Les élections israéliennes auront donc lieu le 27 octobre. Elles marqueront un choix décisif pour les citoyens israéliens, autant sur les solutions politiques aux problèmes du pays que sur le type de société dans lequel ils veulent vivre, avec des implications pour les Juifs de diaspora et donc du peuple juif dans son ensemble.
Si Nétanyahou professe avec emphase l’unité du pays et du peuple juif, sa pratique du pouvoir est à l’opposé de cet objectif affiché. Pendant toute sa carrière, suivant les conseils d’Arthur Finkelstein, son conseiller républicain américain lors de la campagne de 1996, il a eu recours au mensonge et à la division, clivant les Israéliens entre « gauchistes » et « patriotes », et il a toujours privilégié ses intérêts politiques partisans à ceux du pays. Dans les derniers jours, il a ainsi décidé de ne pas se conformer à une décision de la Cour Suprême, affaiblissant encore l’État de droit, de laisser passer une loi insinuant que la prière en yeshiva serait sur un pied d’égalité avec le service militaire et dispensant de sanctions les ultra-orthodoxes évitant le service militaire.
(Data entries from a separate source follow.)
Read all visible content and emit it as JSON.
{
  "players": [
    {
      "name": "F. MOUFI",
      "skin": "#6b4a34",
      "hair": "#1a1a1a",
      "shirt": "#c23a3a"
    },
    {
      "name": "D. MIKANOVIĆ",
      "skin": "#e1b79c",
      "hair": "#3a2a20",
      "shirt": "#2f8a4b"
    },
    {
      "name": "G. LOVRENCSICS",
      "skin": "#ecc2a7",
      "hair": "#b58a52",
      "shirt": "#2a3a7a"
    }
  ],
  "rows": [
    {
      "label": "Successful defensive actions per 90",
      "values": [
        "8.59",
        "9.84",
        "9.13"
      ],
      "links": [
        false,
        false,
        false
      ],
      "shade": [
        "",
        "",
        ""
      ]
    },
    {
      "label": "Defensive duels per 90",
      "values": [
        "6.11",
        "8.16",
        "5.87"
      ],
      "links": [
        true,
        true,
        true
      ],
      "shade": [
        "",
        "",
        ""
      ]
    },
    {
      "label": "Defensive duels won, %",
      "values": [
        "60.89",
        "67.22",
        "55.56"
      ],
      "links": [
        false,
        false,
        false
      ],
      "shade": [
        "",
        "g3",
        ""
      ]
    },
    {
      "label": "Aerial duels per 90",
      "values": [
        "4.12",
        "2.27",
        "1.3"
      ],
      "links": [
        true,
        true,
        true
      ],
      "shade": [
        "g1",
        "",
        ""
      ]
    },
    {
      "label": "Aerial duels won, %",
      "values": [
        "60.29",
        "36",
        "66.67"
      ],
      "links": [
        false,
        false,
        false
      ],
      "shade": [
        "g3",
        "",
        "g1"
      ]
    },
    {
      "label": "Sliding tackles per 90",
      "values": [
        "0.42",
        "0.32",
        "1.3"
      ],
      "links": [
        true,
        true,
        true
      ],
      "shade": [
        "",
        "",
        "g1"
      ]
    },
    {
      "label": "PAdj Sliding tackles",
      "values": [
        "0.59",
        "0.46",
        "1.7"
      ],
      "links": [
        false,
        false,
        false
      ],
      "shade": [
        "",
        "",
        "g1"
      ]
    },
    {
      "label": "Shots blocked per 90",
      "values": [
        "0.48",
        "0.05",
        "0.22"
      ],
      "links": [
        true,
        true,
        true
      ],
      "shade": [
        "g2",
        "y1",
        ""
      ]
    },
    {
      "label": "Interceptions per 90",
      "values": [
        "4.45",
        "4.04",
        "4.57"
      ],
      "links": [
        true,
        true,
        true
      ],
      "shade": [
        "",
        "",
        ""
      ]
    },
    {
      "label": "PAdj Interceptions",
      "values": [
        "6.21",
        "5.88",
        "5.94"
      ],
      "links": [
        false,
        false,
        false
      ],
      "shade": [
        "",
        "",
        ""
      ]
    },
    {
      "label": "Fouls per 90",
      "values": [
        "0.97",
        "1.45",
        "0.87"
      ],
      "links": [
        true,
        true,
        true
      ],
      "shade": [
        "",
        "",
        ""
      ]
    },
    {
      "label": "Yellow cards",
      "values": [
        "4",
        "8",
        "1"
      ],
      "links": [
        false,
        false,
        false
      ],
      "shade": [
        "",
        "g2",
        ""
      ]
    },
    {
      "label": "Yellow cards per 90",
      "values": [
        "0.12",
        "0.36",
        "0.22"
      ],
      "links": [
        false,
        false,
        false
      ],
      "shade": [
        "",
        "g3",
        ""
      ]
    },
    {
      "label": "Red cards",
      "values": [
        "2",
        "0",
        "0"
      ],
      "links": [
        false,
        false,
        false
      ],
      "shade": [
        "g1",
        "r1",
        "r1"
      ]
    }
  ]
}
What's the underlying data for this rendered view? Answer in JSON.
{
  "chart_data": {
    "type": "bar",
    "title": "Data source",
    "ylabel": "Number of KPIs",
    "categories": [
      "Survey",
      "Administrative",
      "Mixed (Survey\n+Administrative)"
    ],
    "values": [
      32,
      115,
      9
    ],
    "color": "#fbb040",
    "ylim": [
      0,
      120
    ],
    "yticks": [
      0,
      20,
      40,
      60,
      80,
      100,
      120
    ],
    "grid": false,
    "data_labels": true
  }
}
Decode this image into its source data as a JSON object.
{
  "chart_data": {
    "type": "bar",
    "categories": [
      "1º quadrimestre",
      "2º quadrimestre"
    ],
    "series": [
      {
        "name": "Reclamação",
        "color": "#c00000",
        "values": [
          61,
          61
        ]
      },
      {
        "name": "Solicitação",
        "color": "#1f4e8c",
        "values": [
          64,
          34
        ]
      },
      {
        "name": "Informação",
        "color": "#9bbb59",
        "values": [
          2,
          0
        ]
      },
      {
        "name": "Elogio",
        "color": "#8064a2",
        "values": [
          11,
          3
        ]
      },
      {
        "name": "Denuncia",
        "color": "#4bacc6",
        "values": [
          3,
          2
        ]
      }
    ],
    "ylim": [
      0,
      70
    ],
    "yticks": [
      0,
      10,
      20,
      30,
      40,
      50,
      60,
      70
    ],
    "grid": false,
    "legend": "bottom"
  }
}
En prenant ces décisions au profit notamment des ultra‐orthodoxes, Nétanyahou ne fait pas qu’affaiblir la démocratie dans le pays, comme il l’a fait depuis le début de cette mandature avec la réforme judiciaire, il indigne aussi une grande partie de la société israélienne, y compris à droite, pour consolider sa coalition avant les élections. Il envoie aussi un nouveau signal de mépris aux Juifs de diaspora, surtout américains, qui ne se reconnaissent pas dans le rite orthodoxe et qui sont ostracisés par les autorités rabbiniques en Israël, dont les partis ultra‐orthodoxes sont une représentation fidèle et l’émanation politique.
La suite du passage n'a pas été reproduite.